The aim of the meeting is to motorize Unasur, which with the return of Argentina and Brazil again has the six countries necessary to hold meetings, since it states in its founding letter that it must have half the members what the case is 12 The six countries that currently make up Unasur are Argentina, Bolivia, Brazil, Guyana, Suriname and Venezuela. The remaining six are Chile, Colombia, Ecuador, Paraguay, Peru and Uruguay. All were invited by the Brazilian government, as Brazilian Foreign Minister Mauro Vieira explained in detail last Thursday. The agenda of the meeting will be open-ended, with the main idea of ​​calling on the missing countries to rejoin Unasur.

In essence, Colombia and Chile would be the closest, although to return to the panel they will have to go through their parliament, the sources added. Likewise, the Latin American integration policy is discussed and the conclusion is drawn if Unasur is the best mechanism to achieve it and in this way gain more political weight – which already had its first gesture with the return of Argentina and Brazil, the Fernández and Lula this year – and that it is a key strategic space for South America’s international presence.

This activity will be the Brazilian President’s first concrete political act, in which he will demonstrate his will to create the necessary consensus that will confirm his vocation to lead this new integration process. The founding treaty of Unasur (TCU) was signed on May 23, 2008 during the Extraordinary Meeting of Heads of State and Government in the city of Brasilia, Brazil. It came into effect in 2011.

The General Secretaries of Unasur were Néstor Kirchner between May and October 2010; María Emma Mejía, former Minister of Foreign Affairs of Colombia, between May 2011 and June 2012; Ali Rodríguez Araque, former Venezuelan Foreign Minister; between June 2012 and August 2014; and Ernesto Samper Pizano, former President of Colombia, between August 2014 and January 2017. On April 12, 2019, during Mauricio Macri’s presidency, the Argentine government had decided to withdraw from the organization.
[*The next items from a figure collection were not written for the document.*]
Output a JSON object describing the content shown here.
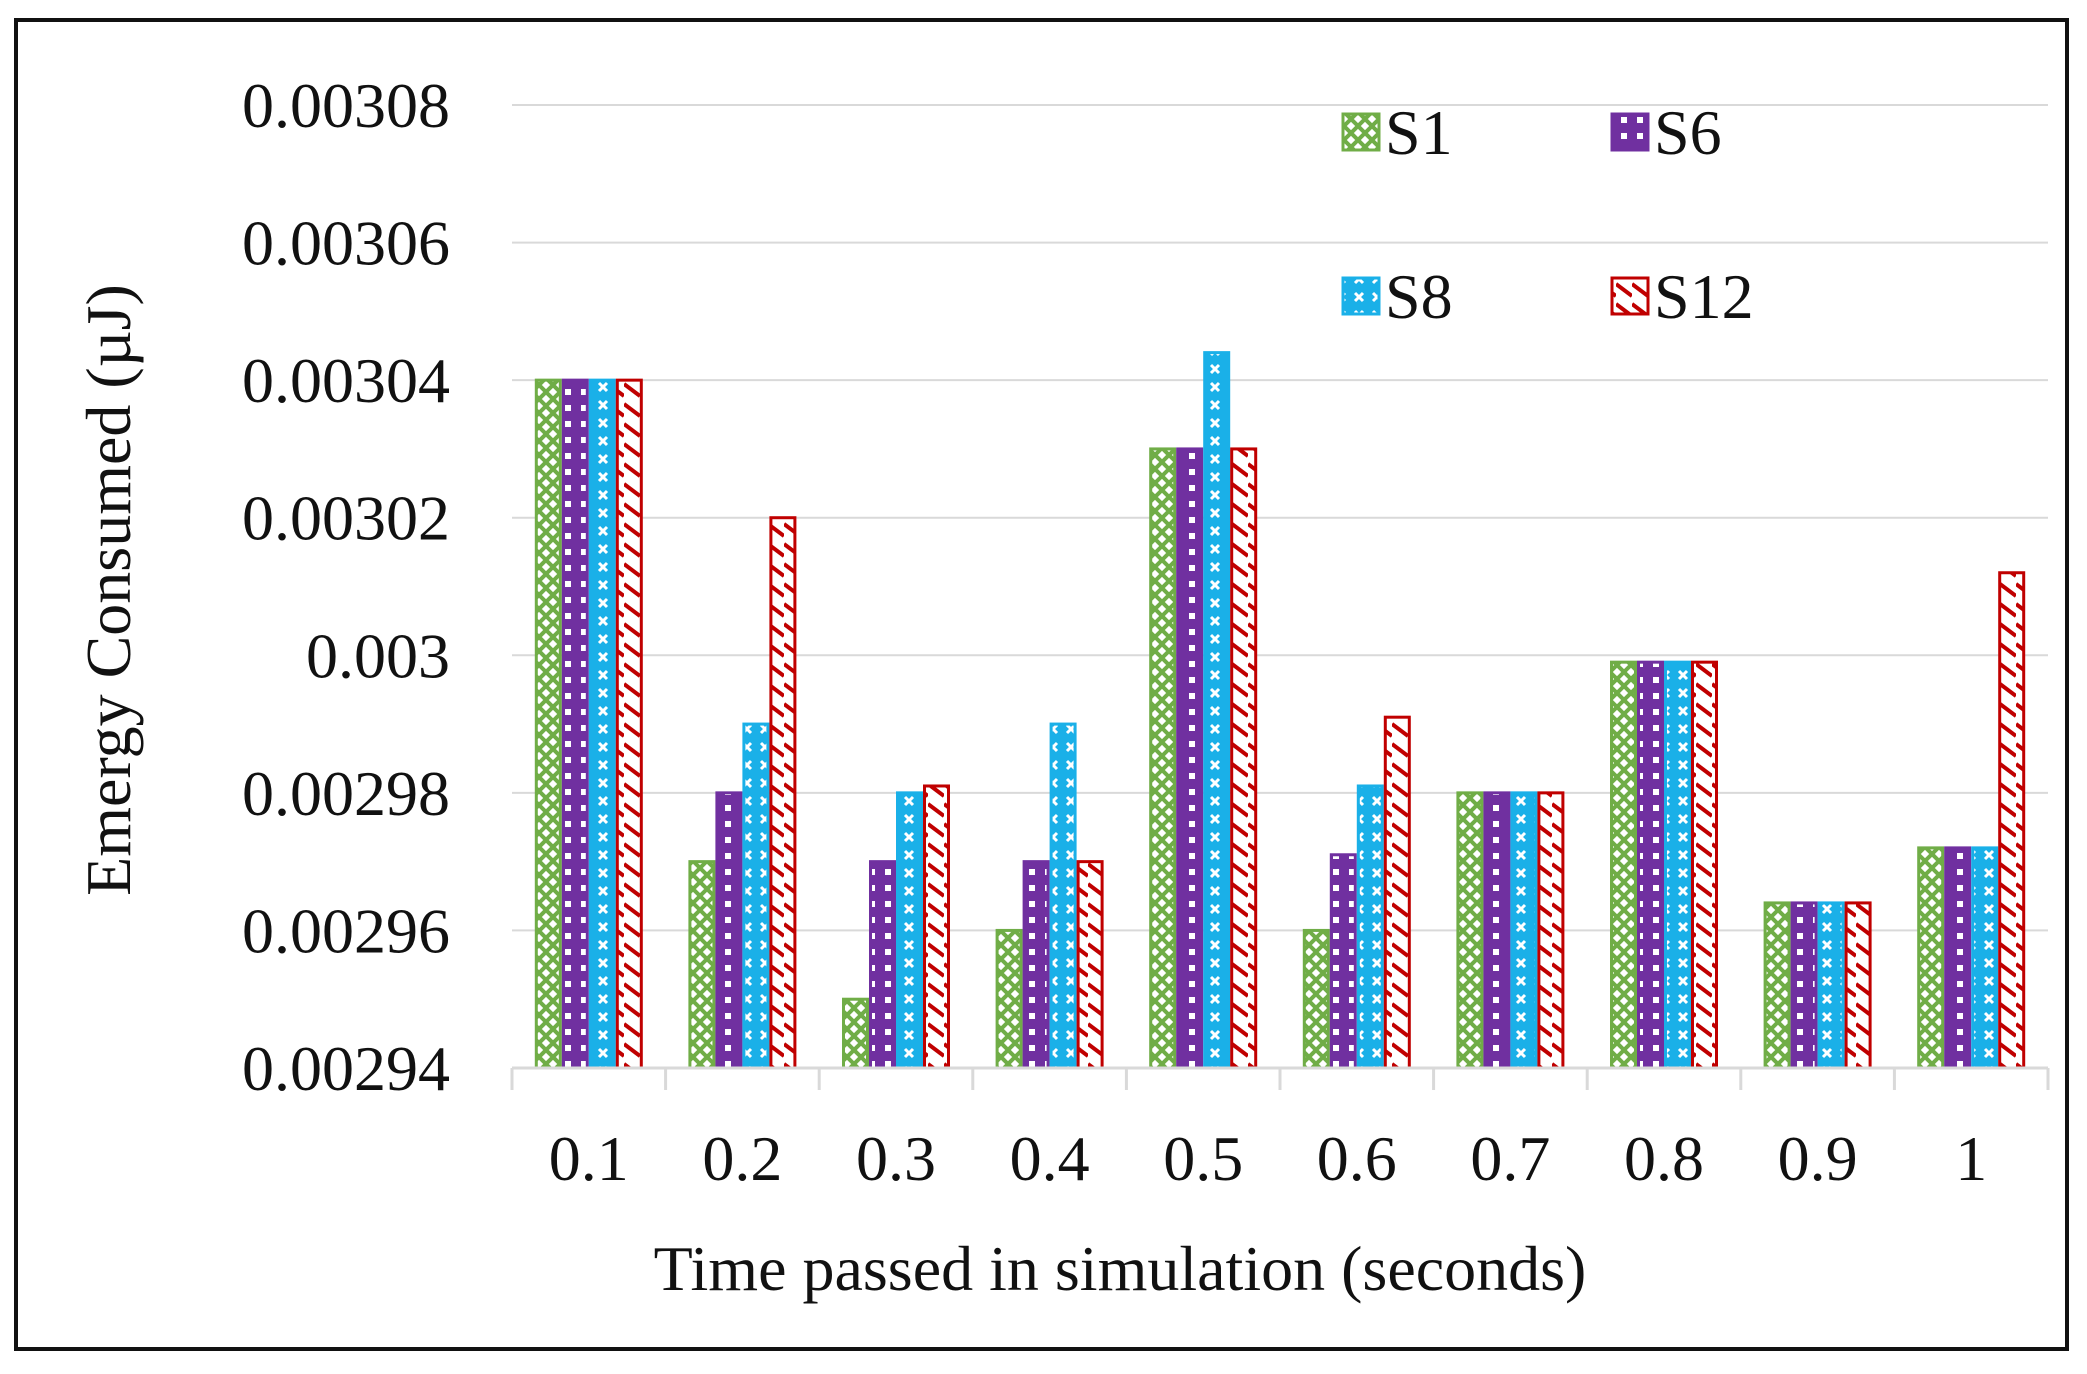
{
  "chart_data": {
    "type": "bar",
    "title": "",
    "xlabel": "Time passed in simulation  (seconds)",
    "ylabel": "Emergy Consumed (µJ)",
    "categories": [
      "0.1",
      "0.2",
      "0.3",
      "0.4",
      "0.5",
      "0.6",
      "0.7",
      "0.8",
      "0.9",
      "1"
    ],
    "ylim": [
      0.00294,
      0.00308
    ],
    "yticks": [
      "0.00294",
      "0.00296",
      "0.00298",
      "0.003",
      "0.00302",
      "0.00304",
      "0.00306",
      "0.00308"
    ],
    "grid": true,
    "legend_position": "top-right",
    "series": [
      {
        "name": "S1",
        "color": "#70ad47",
        "pattern": "pat-s1",
        "values": [
          0.00304,
          0.00297,
          0.00295,
          0.00296,
          0.00303,
          0.00296,
          0.00298,
          0.002999,
          0.002964,
          0.002972
        ]
      },
      {
        "name": "S6",
        "color": "#7030a0",
        "pattern": "pat-s6",
        "values": [
          0.00304,
          0.00298,
          0.00297,
          0.00297,
          0.00303,
          0.002971,
          0.00298,
          0.002999,
          0.002964,
          0.002972
        ]
      },
      {
        "name": "S8",
        "color": "#1ab0e8",
        "pattern": "pat-s8",
        "values": [
          0.00304,
          0.00299,
          0.00298,
          0.00299,
          0.003044,
          0.002981,
          0.00298,
          0.002999,
          0.002964,
          0.002972
        ]
      },
      {
        "name": "S12",
        "color": "#c00000",
        "pattern": "pat-s12",
        "values": [
          0.00304,
          0.00302,
          0.002981,
          0.00297,
          0.00303,
          0.002991,
          0.00298,
          0.002999,
          0.002964,
          0.003012
        ]
      }
    ]
  }
}
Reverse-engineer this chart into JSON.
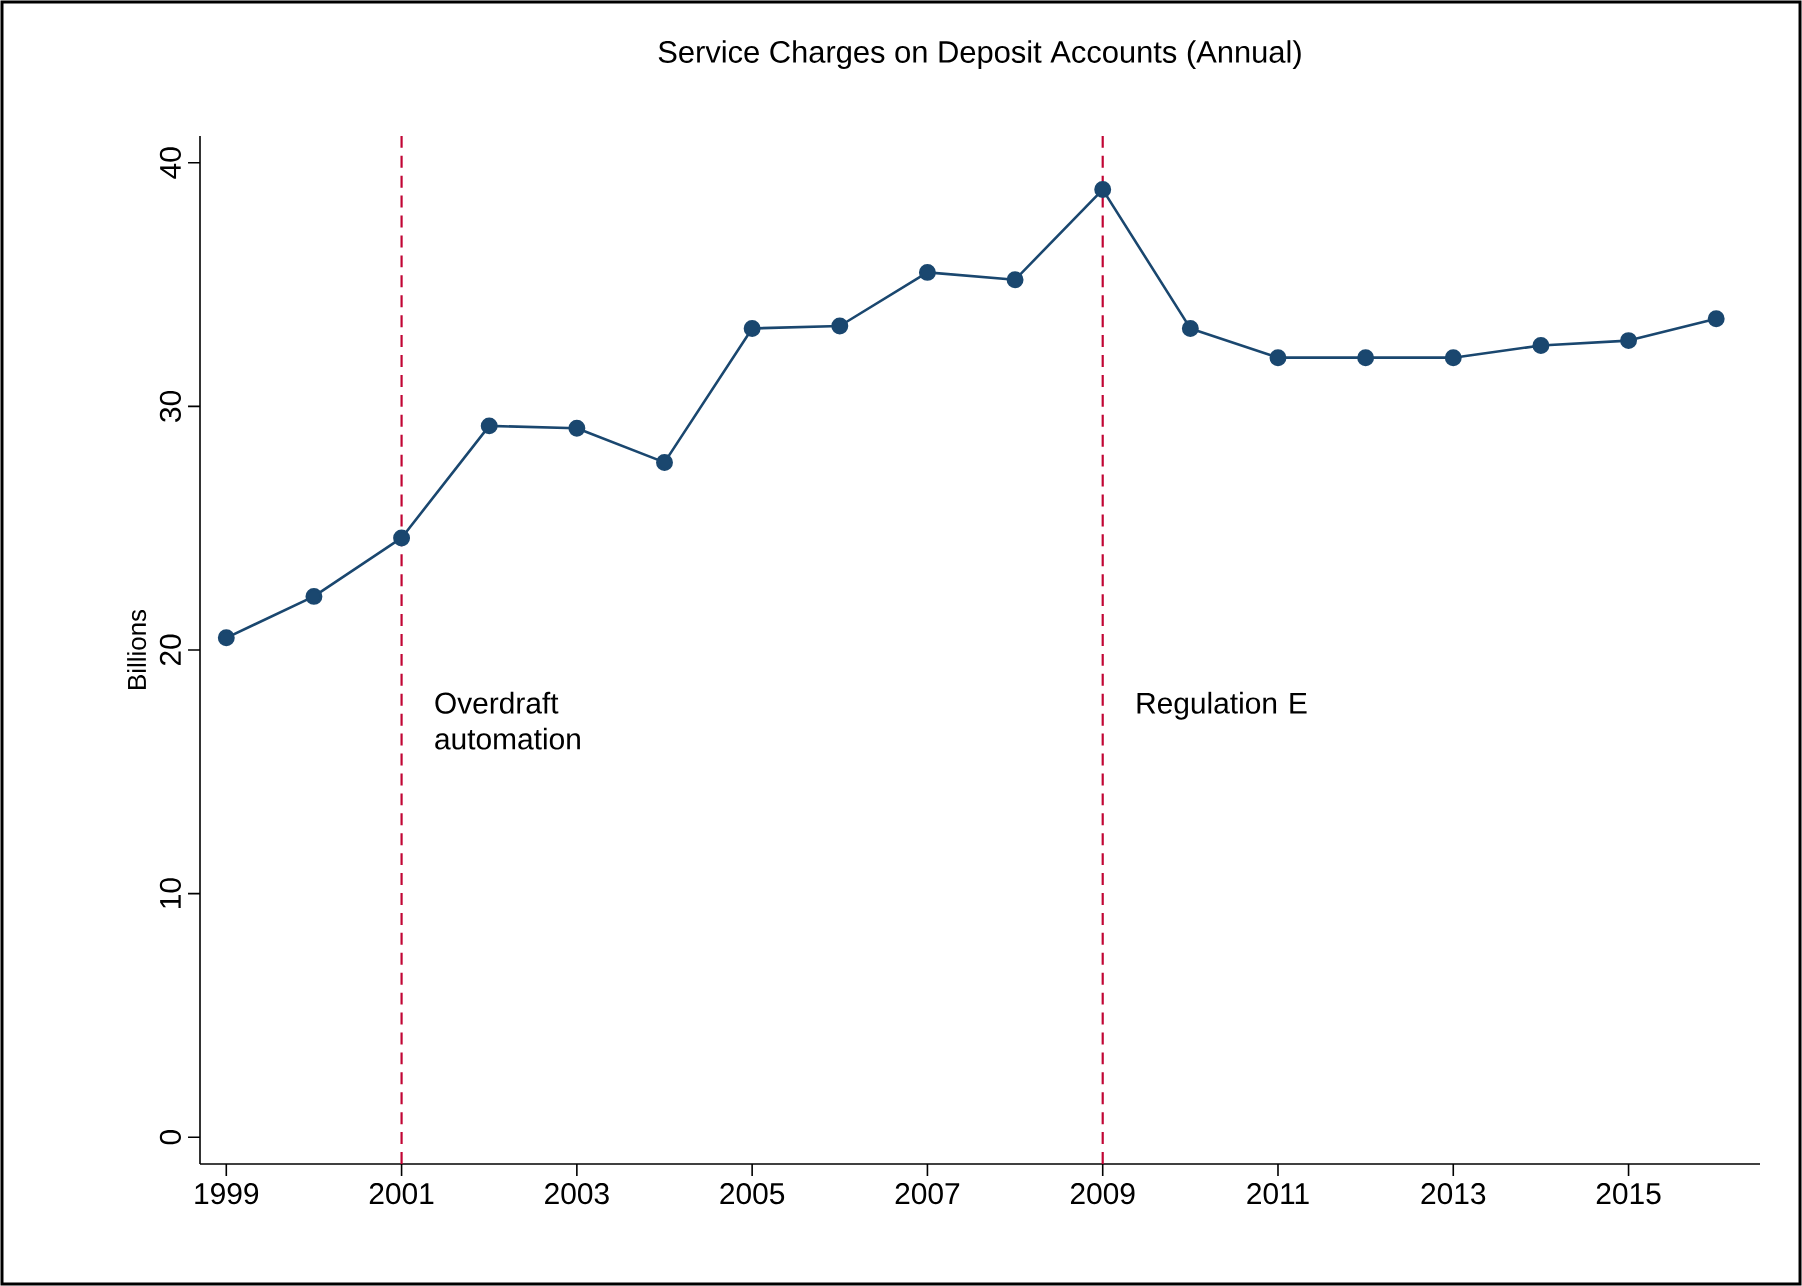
{
  "chart_data": {
    "type": "line",
    "title": "Service Charges on Deposit Accounts (Annual)",
    "ylabel": "Billions",
    "x": [
      1999,
      2000,
      2001,
      2002,
      2003,
      2004,
      2005,
      2006,
      2007,
      2008,
      2009,
      2010,
      2011,
      2012,
      2013,
      2014,
      2015,
      2016
    ],
    "series": [
      {
        "color": "#1a476f",
        "values": [
          20.5,
          22.2,
          24.6,
          29.2,
          29.1,
          27.7,
          33.2,
          33.3,
          35.5,
          35.2,
          38.9,
          33.2,
          32.0,
          32.0,
          32.0,
          32.5,
          32.7,
          33.6
        ]
      }
    ],
    "xlim": [
      1998.7,
      2016.5
    ],
    "xticks": [
      1999,
      2001,
      2003,
      2005,
      2007,
      2009,
      2011,
      2013,
      2015
    ],
    "ylim": [
      -1.1,
      41.1
    ],
    "yticks": [
      0,
      10,
      20,
      30,
      40
    ],
    "ref_lines": [
      {
        "axis": "x",
        "value": 2001,
        "label": "Overdraft automation",
        "color": "#c10534",
        "line_style": "dashed"
      },
      {
        "axis": "x",
        "value": 2009,
        "label": "Regulation E",
        "color": "#c10534",
        "line_style": "dashed"
      }
    ],
    "marker": "circle",
    "line_style": "solid"
  }
}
On April 6, Foreign Minister Cafiero published on his Twitter account the note signed the day before officially returning Argentina to Unasur: “For the Argentine government, any entity that adds national decision-making power and the consolidation of an increasingly integrated region is with. “More trade within the zone and a better level of cooperation in pursuing its development,” he said on the occasion.

The Brasilia summit comes days after Lula herself asked International Monetary Fund (IMF) executive director Kristalina Georgieva to “give time” to Argentina. to meet financial obligations to the Agency to allow it to recover financially.

He did so during the half-hour meeting on the 20th of this month in Hiroshima, Japan, where Lula attended the Group of 7 (G7) summit as a guest, just as Alberto Fernández had done in Germany in 2022. Lula called Argentina’s recovery one of the pillars of Brazil’s international trade and reiterated that he is negotiating aid to Argentina with the New Development Bank, the Brics Development Bank (Brazil, Russia, China and South Africa), which is formerly owned by the Brazilian President Dilma Rousseff.

After the trip to Brazil, the Argentine President will travel to the Bolivian city of Yacuiba, where next Thursday, together with his Bolivian counterpart Luis Arce, he will inaugurate the first electricity connection project between the two countries. So far, Argentina and Bolivia have only shared gas connections.